Всё это и составляет суть подросткового кризиса как кризиса самосознания, преодолев который человек приобретает «чувство индивидуальности».

Итак, быть подростком тяжело. Наполненный энергией, высвобожденной в физиологических сдвигах пубертата, одержимый возникшей потребностью в независимости, полный ожиданий будущих успехов в большой жизни, подросток проходит через тяжкие испытания в поисках собственного пути в новом для него мире. А если учесть при этом, что проторенных путей не бывает, можно легко понять то любопытство и ту тревогу, которые вызывают подростки у родителей (В. Сатир).

Проблема отношений родителей и детей — сложная и парадоксальная. Сложность ее — в скрытом, интимном характере человеческих отношений, щепетильности «внешнего» проникновения в них. А парадоксальность в том, что, при всей ее важности, родители ее обычно не замечают, ибо не имеют для этого необходимой психолого-педагогической информации.

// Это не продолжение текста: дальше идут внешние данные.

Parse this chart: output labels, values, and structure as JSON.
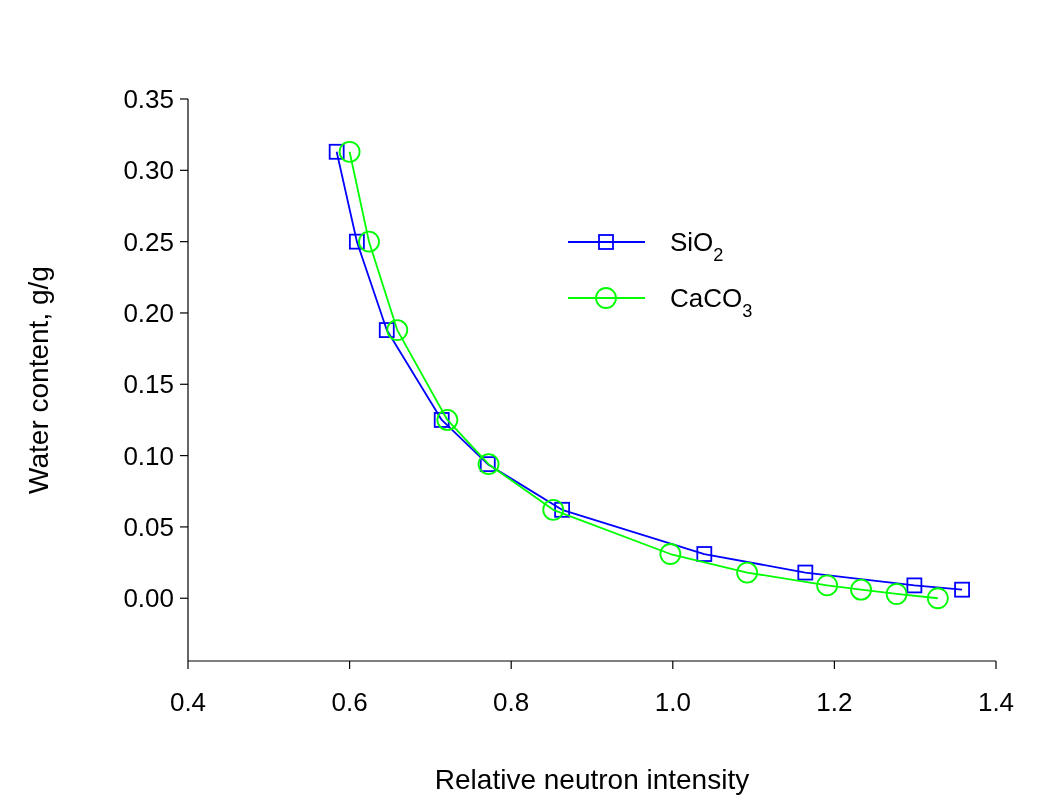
{
  "chart_data": {
    "type": "line",
    "xlabel": "Relative neutron intensity",
    "ylabel": "Water content, g/g",
    "xlim": [
      0.4,
      1.4
    ],
    "xticks": [
      {
        "value": 0.4,
        "label": "0.4"
      },
      {
        "value": 0.6,
        "label": "0.6"
      },
      {
        "value": 0.8,
        "label": "0.8"
      },
      {
        "value": 1.0,
        "label": "1.0"
      },
      {
        "value": 1.2,
        "label": "1.2"
      },
      {
        "value": 1.4,
        "label": "1.4"
      }
    ],
    "ylim": [
      -0.044,
      0.35
    ],
    "yticks": [
      {
        "value": 0,
        "label": "0.00"
      },
      {
        "value": 0.05,
        "label": "0.05"
      },
      {
        "value": 0.1,
        "label": "0.10"
      },
      {
        "value": 0.15,
        "label": "0.15"
      },
      {
        "value": 0.2,
        "label": "0.20"
      },
      {
        "value": 0.25,
        "label": "0.25"
      },
      {
        "value": 0.3,
        "label": "0.30"
      },
      {
        "value": 0.35,
        "label": "0.35"
      }
    ],
    "grid": false,
    "legend": "top right",
    "series": [
      {
        "name": "SiO$_{2}$",
        "color": "#0000ff",
        "marker": "square",
        "x": [
          0.584,
          0.609,
          0.646,
          0.714,
          0.771,
          0.863,
          1.039,
          1.164,
          1.299,
          1.358
        ],
        "values": [
          0.313,
          0.25,
          0.188,
          0.125,
          0.094,
          0.062,
          0.031,
          0.018,
          0.009,
          0.006
        ]
      },
      {
        "name": "CaCO$_{3}$",
        "color": "#00ff00",
        "marker": "circle",
        "x": [
          0.6,
          0.624,
          0.659,
          0.721,
          0.772,
          0.852,
          0.997,
          1.092,
          1.191,
          1.233,
          1.277,
          1.328
        ],
        "values": [
          0.313,
          0.25,
          0.188,
          0.125,
          0.094,
          0.062,
          0.031,
          0.018,
          0.009,
          0.006,
          0.003,
          0
        ]
      }
    ]
  }
}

Родители должны понимать и внезапные перемены настроения подростка, и странные на первый взгляд увлечения, и эксцентричное поведение, и новый лексикон, и порой заведомо неудачные начинания.

Но если быть до конца откровенными, то родители крайне редко выдерживают такие испытания. И тогда происходят размолвки.

Преобладающий стиль во взаимоотношениях с ребенком в семье непосредственно зависит от того, как полагает А.С. Спиваковская, какое место занимает деятельность воспитания во всей сложной, неоднозначной, подчас внутренне противоречивой системе различных мотивов поведения взрослого человека.